Harari dans son livre, décrit un avenir purement dystopique à bien des égards. Non loin de l’alarmisme de personnage galvanisant comme Laurent Alexandre, son discours est tranchant. Réfléchi, certes plausible et possible mais qui pose le problème de venir se positionner en prédiction dystopienne. Ce qui, une fois le concept de prédiction réalisatrice intériorisé, peut partir d’un simple opinion pour se transformer en un courant de pensée global très vite. A partir de ce moment, le courant de pensée peut être assez important pour avoir une incidence majeure sur le réel. Bien heureusement cela ne se produit pas pour toutes les visions dystopiques sortant de tous les esprits. Le souci est que l’idée a été largement admise au niveau global du fait du succès de ce livre et de la légitimité récente que Harari a obtenu à travers son précédent livre “sapiens”. Cette légitimité, associée à un succès mondial, a créé un phénomène médiatique de “gourouisation” de Harari et de ses idées. Qui disons le nous, sont très floues par moment dans chacun de ces deux livres. Nombreux sont les lecteurs qui ont pris ces idées pour argent comptant, quand beaucoup d’entre elles relèvent simplement d’une interprétation de l’histoire ou décrivent des moments anecdotiques. Cela reste une excellente lecture, mais il est important de conserver en tête le caractère non-absolu de ces affirmations.

Le risque est que trop de gens considèrent de fait les prédictions de Harari comme probables et inévitables, ce qui aurait pour effet de renforcer l'avènement d’une “aristocratie de l’intelligence” comme décrite dans Homo Deus. Le constat d'Harari est le suivant, dans les décennies à venir, du fait de la possibilité avec le transhumanisme d’améliorer nos  capacités cognitives (ce qui reste tout de même plus intéressant qu’une simple augmentation des capacités physiques), une aristocratie de l’intelligence risque de se créer, car bien sur les classes moyennes et populaires ont très peu de chances de s’augmenter par la technologie.

La vraie question est de se demander si cette aristocratie usera de son pouvoir quasi démiurgique pour améliorer la vie du plus grand nombre ou d'améliorer leur propre vie au détriment des autres.

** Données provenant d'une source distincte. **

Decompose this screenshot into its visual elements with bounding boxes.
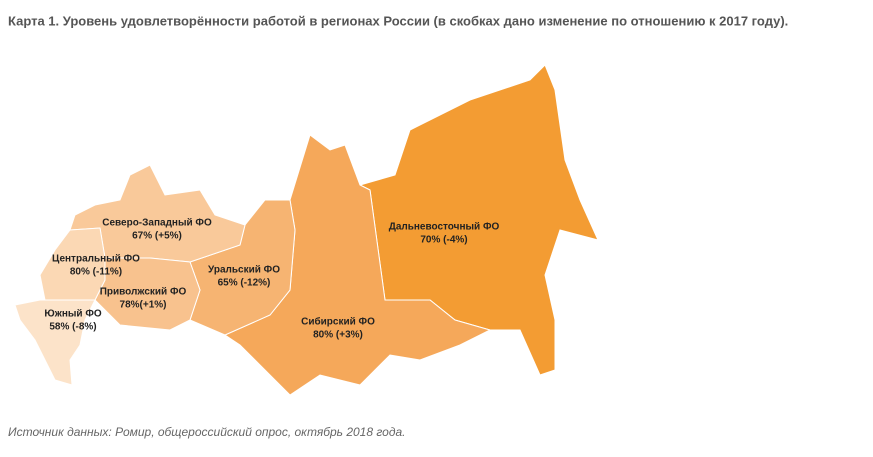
region-label: 65% (-12%) [218, 278, 271, 289]
region-label: 67% (+5%) [132, 231, 182, 242]
region-name: Южный ФО [44, 309, 102, 320]
region-label: 80% (+3%) [313, 330, 363, 341]
region-name: Дальневосточный ФО [389, 222, 500, 233]
source: Источник данных: Ромир, общероссийский о… [8, 425, 405, 439]
region-label: 78%(+1%) [120, 300, 167, 311]
region-label: 58% (-8%) [49, 322, 96, 333]
region-name: Сибирский ФО [301, 316, 375, 328]
region-label: 70% (-4%) [420, 235, 467, 246]
title: Карта 1. Уровень удовлетворённости работ… [8, 13, 788, 28]
region-south [14, 299, 96, 386]
region-name: Приволжский ФО [100, 287, 187, 298]
region-label: 80% (-11%) [70, 267, 122, 278]
region-name: Северо-Западный ФО [102, 218, 212, 229]
region-name: Центральный ФО [52, 254, 140, 265]
region-name: Уральский ФО [208, 265, 280, 276]
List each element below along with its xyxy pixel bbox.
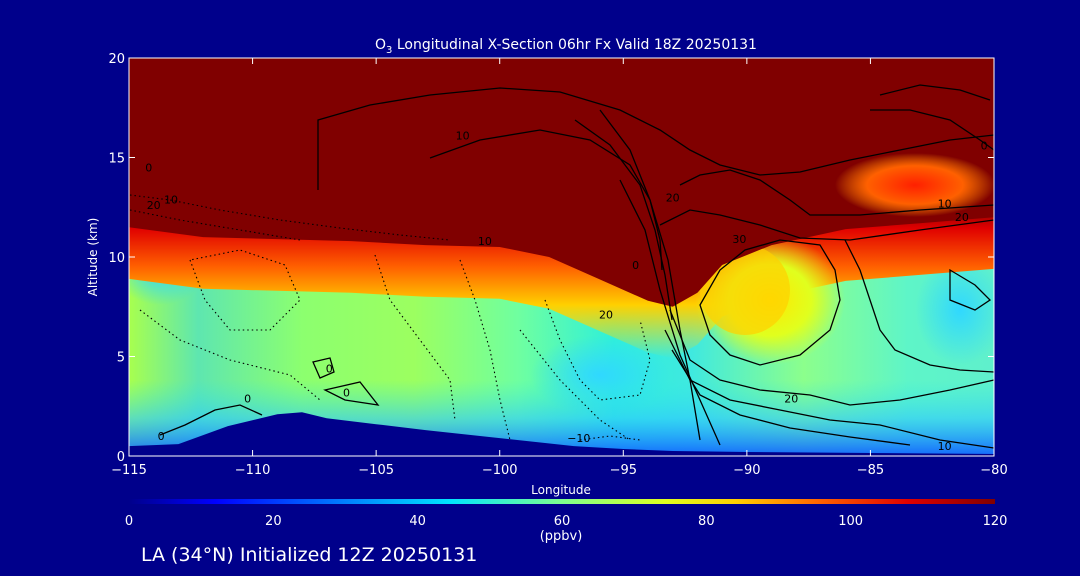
x-tick-label: −110: [235, 463, 271, 478]
contour-label: 20: [599, 309, 613, 322]
colorbar-tick-label: 120: [983, 514, 1008, 529]
contour-solid: [699, 239, 841, 366]
contour-solid: [949, 268, 992, 311]
contour-solid: [159, 404, 263, 436]
contour-solid: [323, 381, 380, 406]
contour-label: 0: [244, 392, 251, 405]
contour-solid: [844, 239, 994, 373]
contour-label: 0: [343, 386, 350, 399]
contour-label: 20: [666, 191, 680, 204]
x-tick-label: −105: [358, 463, 394, 478]
contour-dotted: [374, 254, 456, 421]
contour-label: 0: [326, 362, 333, 375]
contour-label: 20: [955, 211, 969, 224]
contour-label: 30: [732, 233, 746, 246]
chart-title: O3 Longitudinal X-Section 06hr Fx Valid …: [375, 37, 757, 56]
contour-dotted: [519, 329, 631, 441]
contour-solid: [317, 87, 994, 190]
contour-label: 0: [632, 259, 639, 272]
stratospheric-ozone-region: [129, 58, 994, 307]
y-tick-label: 15: [108, 152, 125, 167]
contour-solid: [619, 179, 721, 446]
contour-label: 20: [147, 199, 161, 212]
contour-solid: [669, 309, 994, 406]
contour-lines: [129, 84, 994, 449]
contour-solid: [429, 129, 663, 271]
colorbar-unit: (ppbv): [540, 529, 583, 544]
contour-solid: [879, 84, 991, 101]
y-tick-label: 5: [117, 351, 125, 366]
contour-solid: [679, 169, 994, 216]
upper-red-tongue: [835, 153, 994, 217]
contour-dotted: [459, 259, 511, 441]
contour-solid: [664, 329, 994, 449]
contour-dotted: [129, 209, 301, 241]
contour-label: 10: [456, 130, 470, 143]
contour-dotted: [139, 309, 321, 401]
contour-label: 0: [158, 430, 165, 443]
contour-solid: [671, 349, 911, 446]
y-axis-label: Altitude (km): [86, 218, 100, 297]
colorbar-tick-label: 80: [698, 514, 715, 529]
contour-solid: [312, 357, 335, 379]
x-tick-label: −85: [857, 463, 884, 478]
colorbar: [129, 499, 995, 504]
contour-label: 10: [938, 197, 952, 210]
x-tick-label: −90: [733, 463, 760, 478]
contour-dotted: [579, 435, 641, 441]
colorbar-tick-label: 40: [409, 514, 426, 529]
colorbar-ticks: 0 20 40 60 80 100 120: [125, 514, 1008, 529]
x-tick-label: −100: [482, 463, 518, 478]
contour-label: 10: [164, 193, 178, 206]
y-tick-label: 10: [108, 251, 125, 266]
contour-label: 10: [478, 235, 492, 248]
cyan-pocket-east: [915, 255, 994, 365]
y-axis: 0 5 10 15 20: [108, 52, 994, 465]
y-tick-label: 20: [108, 52, 125, 67]
x-axis-label: Longitude: [531, 483, 591, 497]
x-tick-label: −80: [980, 463, 1007, 478]
colorbar-tick-label: 0: [125, 514, 133, 529]
contour-label: 20: [784, 392, 798, 405]
footer-caption: LA (34°N) Initialized 12Z 20250131: [141, 544, 477, 566]
contour-label: 10: [938, 440, 952, 453]
y-tick-label: 0: [117, 450, 125, 465]
contour-solid: [574, 119, 673, 321]
contour-label: 0: [981, 140, 988, 153]
contour-solid: [870, 109, 994, 151]
x-tick-label: −95: [610, 463, 637, 478]
x-axis: −115 −110 −105 −100 −95 −90 −85 −80: [111, 58, 1008, 478]
contour-solid: [659, 209, 994, 241]
terrain-mask: [129, 412, 994, 456]
colorbar-tick-label: 20: [265, 514, 282, 529]
colorbar-tick-label: 60: [554, 514, 571, 529]
colorbar-tick-label: 100: [838, 514, 863, 529]
contour-label: 0: [145, 161, 152, 174]
contour-label: −10: [567, 432, 590, 445]
x-tick-label: −115: [111, 463, 147, 478]
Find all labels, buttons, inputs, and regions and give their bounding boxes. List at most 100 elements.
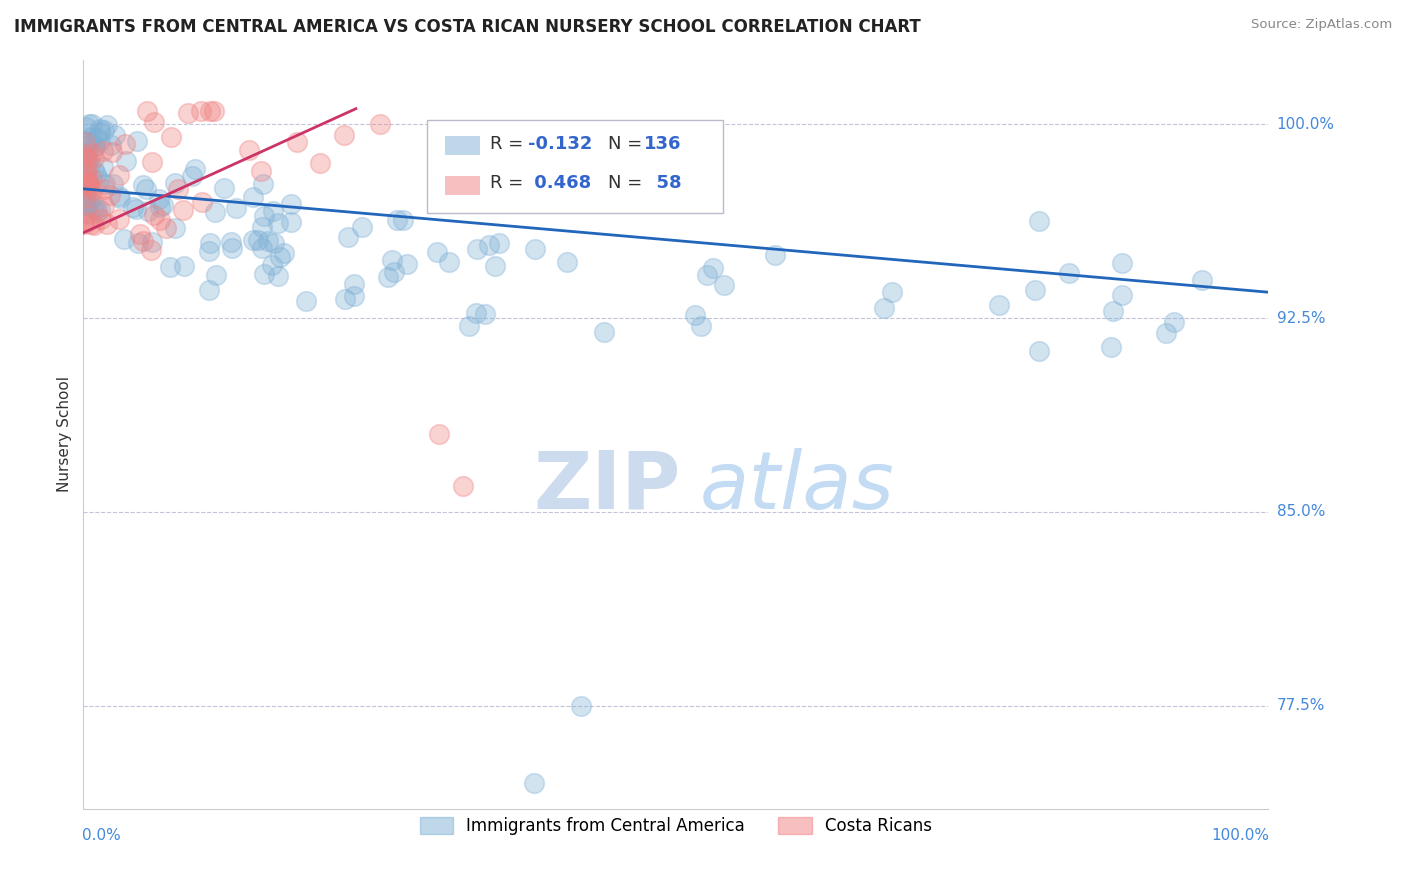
Text: 92.5%: 92.5% <box>1277 310 1326 326</box>
Point <box>108 189 131 203</box>
Point <box>1154 326 1177 340</box>
Point <box>141 235 163 249</box>
Point <box>425 245 447 260</box>
Point <box>252 177 274 191</box>
Point <box>127 236 149 251</box>
Point <box>592 325 614 339</box>
Point <box>280 197 302 211</box>
Text: 100.0%: 100.0% <box>1277 117 1334 132</box>
Point <box>76 214 98 228</box>
Point <box>377 270 399 285</box>
Point <box>100 138 122 153</box>
Point <box>89 173 111 187</box>
Point <box>242 190 264 204</box>
Point <box>83 218 105 232</box>
Point <box>683 308 706 322</box>
Point <box>191 194 214 209</box>
FancyBboxPatch shape <box>427 120 723 213</box>
Point <box>198 244 221 258</box>
Point <box>89 122 111 136</box>
Point <box>180 169 202 183</box>
Point <box>190 104 212 119</box>
Point <box>523 242 546 256</box>
Point <box>523 776 546 790</box>
Text: 0.468: 0.468 <box>527 174 591 193</box>
Point <box>250 241 273 255</box>
Point <box>73 135 96 149</box>
Point <box>285 136 308 150</box>
Point <box>343 288 366 302</box>
Point <box>333 128 356 142</box>
Point <box>104 128 127 143</box>
Point <box>141 154 163 169</box>
Point <box>76 148 98 162</box>
Point <box>83 162 105 177</box>
Point <box>163 220 186 235</box>
Point <box>135 182 157 196</box>
Point <box>295 293 318 308</box>
Point <box>73 170 96 185</box>
Point <box>696 268 718 283</box>
Point <box>73 178 96 193</box>
Point <box>280 215 302 229</box>
Point <box>80 129 103 144</box>
Point <box>250 163 273 178</box>
Point <box>73 151 96 165</box>
Point <box>84 139 107 153</box>
Point <box>93 199 115 213</box>
Point <box>114 232 136 246</box>
Point <box>139 243 162 257</box>
Point <box>93 123 115 137</box>
Point <box>91 145 114 159</box>
Point <box>202 104 225 119</box>
Point <box>165 176 187 190</box>
Point <box>167 182 190 196</box>
Point <box>159 260 181 274</box>
Point <box>80 217 103 231</box>
Point <box>242 233 264 247</box>
Point <box>90 212 112 227</box>
Point <box>115 153 138 168</box>
Point <box>1111 288 1133 302</box>
Point <box>136 203 159 218</box>
Point <box>79 158 101 172</box>
Text: N =: N = <box>609 174 643 193</box>
Point <box>439 255 461 269</box>
Point <box>86 167 108 181</box>
Y-axis label: Nursery School: Nursery School <box>58 376 72 492</box>
Point <box>273 246 295 260</box>
Point <box>76 181 98 195</box>
Point <box>79 117 101 131</box>
Point <box>184 161 207 176</box>
Point <box>80 117 103 131</box>
Point <box>83 140 105 154</box>
Point <box>89 134 111 148</box>
Point <box>464 306 486 320</box>
Point <box>75 206 97 220</box>
Point <box>221 235 243 250</box>
Point <box>381 252 404 267</box>
Point <box>96 218 118 232</box>
Point <box>125 134 148 148</box>
Text: ZIP: ZIP <box>534 448 681 526</box>
Point <box>136 104 159 119</box>
Point <box>148 192 170 206</box>
Point <box>132 178 155 192</box>
Point <box>569 698 592 713</box>
Text: 85.0%: 85.0% <box>1277 504 1324 519</box>
Point <box>75 120 97 134</box>
Point <box>484 260 506 274</box>
Point <box>177 105 200 120</box>
Point <box>79 194 101 209</box>
Point <box>75 196 97 211</box>
Point <box>343 277 366 291</box>
Point <box>204 268 226 282</box>
Point <box>260 258 283 272</box>
Point <box>385 213 408 227</box>
Point <box>1099 340 1122 354</box>
Point <box>1163 315 1185 329</box>
Point <box>763 248 786 262</box>
Point <box>98 188 121 202</box>
Point <box>75 151 97 165</box>
Point <box>172 203 194 218</box>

Avec une idéologie dominante étant le capitalisme et l’individualisme et en regardant la psychologie actuelle de nos sociétés, il y a du souci à se faire.

L’arbre des possibles

Cela ne fait partie que d’un des futurs possible, certainement pas le meilleur mais pas le pire non plus. L’important est de ne pas accepter ce futur avant l’heure afin de ne pas rentrer dans le processus de prophétie autoréalisatrice que nous avons évoqué plus haut. Il est largement évitable et se base même sur l’existence de technologies qui sont théoriquement viables mais qui n’existent pas encore réellement, un verrou technologique nous sépare encore de ce futur dystopique.